Even though people might have inner yearnings about what they really want to do or become, often they sever themselves from their daydreams and from their creative desires – from their own potentials. Their yearning-to-be-selves might have become almost snuffed out, smothered by the voices of criticism and the expectations of others. Critical, disparaging voices can render children – or adults – barely able to inhale their own selfhood. A fear of failure often arises from judgmental intrusion which can inhibit the explorations of creative yearnings:

“Fear of failure is often related to the critical voices in your head – your own, harsh voice of judgment or the voices of others who always find reasons to criticize – whatever you do. When facing the possibility of failure, it is often a good idea to imagine the worst scenario, such as execution.
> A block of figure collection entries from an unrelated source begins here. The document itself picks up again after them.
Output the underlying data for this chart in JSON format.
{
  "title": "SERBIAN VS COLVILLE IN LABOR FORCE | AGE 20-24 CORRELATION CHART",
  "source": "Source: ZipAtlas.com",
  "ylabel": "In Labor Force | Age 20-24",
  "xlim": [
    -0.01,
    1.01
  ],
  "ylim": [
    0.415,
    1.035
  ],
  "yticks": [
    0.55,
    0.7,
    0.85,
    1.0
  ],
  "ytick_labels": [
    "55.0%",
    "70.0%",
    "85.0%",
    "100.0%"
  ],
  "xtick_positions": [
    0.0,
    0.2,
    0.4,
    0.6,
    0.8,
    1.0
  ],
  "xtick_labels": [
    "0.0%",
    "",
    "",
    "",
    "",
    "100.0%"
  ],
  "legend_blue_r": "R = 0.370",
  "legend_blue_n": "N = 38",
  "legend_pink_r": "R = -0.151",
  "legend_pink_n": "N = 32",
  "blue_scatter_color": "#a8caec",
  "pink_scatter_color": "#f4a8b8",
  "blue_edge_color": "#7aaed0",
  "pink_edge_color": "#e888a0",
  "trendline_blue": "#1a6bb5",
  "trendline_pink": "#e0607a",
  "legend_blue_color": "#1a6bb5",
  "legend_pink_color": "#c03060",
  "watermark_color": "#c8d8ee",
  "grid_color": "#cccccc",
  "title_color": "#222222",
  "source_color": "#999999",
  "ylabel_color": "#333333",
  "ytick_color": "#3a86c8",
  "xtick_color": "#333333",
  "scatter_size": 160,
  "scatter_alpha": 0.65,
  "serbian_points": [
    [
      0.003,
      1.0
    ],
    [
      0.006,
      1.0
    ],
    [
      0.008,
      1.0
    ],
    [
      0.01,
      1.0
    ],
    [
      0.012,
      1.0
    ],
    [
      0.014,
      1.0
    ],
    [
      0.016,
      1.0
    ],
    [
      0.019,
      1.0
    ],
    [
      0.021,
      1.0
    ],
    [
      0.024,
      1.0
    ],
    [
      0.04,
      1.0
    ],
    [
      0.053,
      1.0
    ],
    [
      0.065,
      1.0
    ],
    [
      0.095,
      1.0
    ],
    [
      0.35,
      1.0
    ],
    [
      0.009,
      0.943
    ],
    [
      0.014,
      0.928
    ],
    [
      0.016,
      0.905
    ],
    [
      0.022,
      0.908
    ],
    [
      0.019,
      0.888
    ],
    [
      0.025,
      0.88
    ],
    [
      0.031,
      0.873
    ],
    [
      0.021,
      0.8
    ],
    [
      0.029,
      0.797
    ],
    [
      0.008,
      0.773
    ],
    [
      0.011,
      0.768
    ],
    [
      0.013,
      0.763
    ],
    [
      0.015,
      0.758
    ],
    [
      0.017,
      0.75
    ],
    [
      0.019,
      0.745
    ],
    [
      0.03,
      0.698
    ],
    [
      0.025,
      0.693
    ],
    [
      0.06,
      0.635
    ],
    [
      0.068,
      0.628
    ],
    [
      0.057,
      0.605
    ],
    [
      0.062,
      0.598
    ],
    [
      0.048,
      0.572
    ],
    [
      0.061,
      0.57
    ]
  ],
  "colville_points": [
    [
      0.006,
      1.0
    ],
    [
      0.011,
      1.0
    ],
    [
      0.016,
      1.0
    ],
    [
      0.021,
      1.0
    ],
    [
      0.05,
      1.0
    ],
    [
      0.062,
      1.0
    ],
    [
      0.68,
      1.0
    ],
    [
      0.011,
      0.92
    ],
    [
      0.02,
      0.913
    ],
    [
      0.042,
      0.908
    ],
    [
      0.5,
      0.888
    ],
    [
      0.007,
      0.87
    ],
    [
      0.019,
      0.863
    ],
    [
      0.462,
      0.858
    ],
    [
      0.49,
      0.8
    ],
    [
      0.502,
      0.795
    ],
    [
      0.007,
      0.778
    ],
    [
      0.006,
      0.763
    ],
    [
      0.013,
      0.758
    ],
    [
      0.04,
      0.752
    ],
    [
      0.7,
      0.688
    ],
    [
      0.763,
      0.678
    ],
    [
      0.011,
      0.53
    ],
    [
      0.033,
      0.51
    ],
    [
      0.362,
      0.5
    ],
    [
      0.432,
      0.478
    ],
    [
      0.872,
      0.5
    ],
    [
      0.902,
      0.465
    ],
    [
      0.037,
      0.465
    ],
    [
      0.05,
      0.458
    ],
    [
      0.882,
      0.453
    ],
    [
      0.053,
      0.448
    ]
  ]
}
Are you really going to be executed for your mistakes?”  (HAVE YOU EVER HAD A HUNCH? The Importance of Creative Thinking)

Recently, I interviewed master printmaker Maurice Kahn in his studio in Jerusalem (see his featured print above). From the time Maurice was a child, he knew just what he wanted to be: an artist and printmaker. The expectations of others or a fear of failure did not hold him back from doing just what he had always yearned to do. Here is an excerpt from the much longer interview of him:

Ellen: You mastered so many forms of art, Maurice, yet printmaking became increasingly your passion and your domain. What drew you to printmaking?

Maurice: I was born with printing in my blood. I cannot for the life of me, remember English, arithmetic or history lessons at primary school but art classes, yes. Cutting a potato in half, then printing an irregular, oval shape over and over again was sheer heaven, even more so when I applied a second color and over-stamped it upon the first. I discovered that a yellow potato oval printed half upon a blue one, resulted in a green shape, a blue and yellow one.

Ellen: How old were you when you first experimented with printmaking?

Maurice: I was hooked at the age of five or six. I cannot remember any gift I received during the first decade of my life except for a box of rubber letters that had to be inserted into a frame of sorts then pressed onto an ink pad and in turn printed on paper. My name, mirror image Leonardo da Vinci style, printed MAURICE KAHN. I think I printed my name so often that the letters eventually wore out.  (READ THE FULL INTERVIEW)

The seeds of creativity were there in Maurice when he was a child. So was his barely containable curiosity and the need to explore the possibilities of his art. To this day, that ability to combine and adult perspective with a child-like vision remains evident as he draws, paints and creates. From his studio on a hill, he not only has a view of the vast valley in the distance, but also of the vast creative possibilities that reside within him.